The wreckage of a vehicle lies on the Araya-Kahhale road on October 30, 2024, at the site of an Israeli strike. (AFP)
  • “A van belonging to Hezbollah was targeted in an Israeli strike on the Kahhale road and its driver killed,” the official said

BEIRUT: A Lebanese security official told AFP that an Israeli strike on a Hezbollah van carrying munitions near Beirut killed the driver on Wednesday.
“A van belonging to Hezbollah was targeted in an Israeli strike on the Kahhale road and its driver killed,” the official said, adding that the vehicle was carrying munitions.
The official requested anonymity to discuss sensitive matters.

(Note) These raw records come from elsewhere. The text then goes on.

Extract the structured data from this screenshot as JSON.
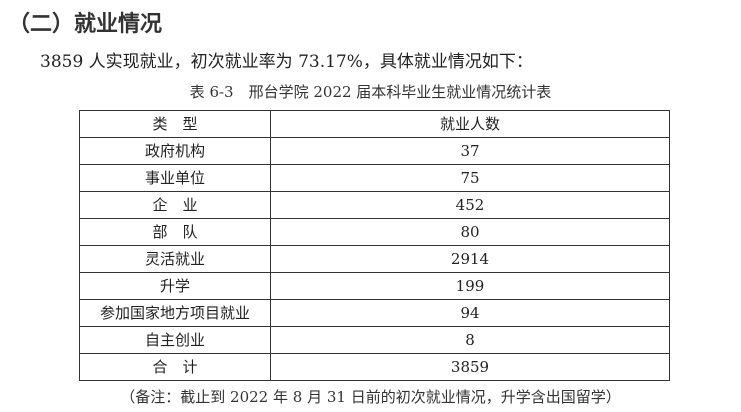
{
  "heading": "（二）就业情况",
  "paragraph": "3859 人实现就业，初次就业率为 73.17%，具体就业情况如下：",
  "caption": "表 6-3　邢台学院 2022 届本科毕业生就业情况统计表",
  "table": {
    "headers": [
      "类　型",
      "就业人数"
    ],
    "rows": [
      [
        "政府机构",
        "37"
      ],
      [
        "事业单位",
        "75"
      ],
      [
        "企　业",
        "452"
      ],
      [
        "部　队",
        "80"
      ],
      [
        "灵活就业",
        "2914"
      ],
      [
        "升学",
        "199"
      ],
      [
        "参加国家地方项目就业",
        "94"
      ],
      [
        "自主创业",
        "8"
      ],
      [
        "合　计",
        "3859"
      ]
    ]
  },
  "note": "（备注：截止到 2022 年 8 月 31 日前的初次就业情况，升学含出国留学）"
}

An AFP correspondent saw a vehicle on fire and said the Kahhale road, which links Beirut to Damascus, had been blocked in both directions.
Lebanon’s official National News Agency (NNA) earlier reported an “enemy drone strike” on a vehicle.
An Israeli strike on a four-wheel-drive vehicle in nearby Qmatiyeh, a village in the Aley district, killed another two people, said the security official, who did not identify the casualties.
Last week, the NNA said an Israeli strike targeting a car on the same highway killed two people.
In August 2023, two people were killed in clashes between Hezbollah members and residents of the Christian town of Kahhale, after a truck carrying munitions for the group overturned on the highway.
The war has killed at least 1,754 people in Lebanon since September 23, according to an AFP tally of health ministry figures, though the real number is likely to be higher due to gaps in the data.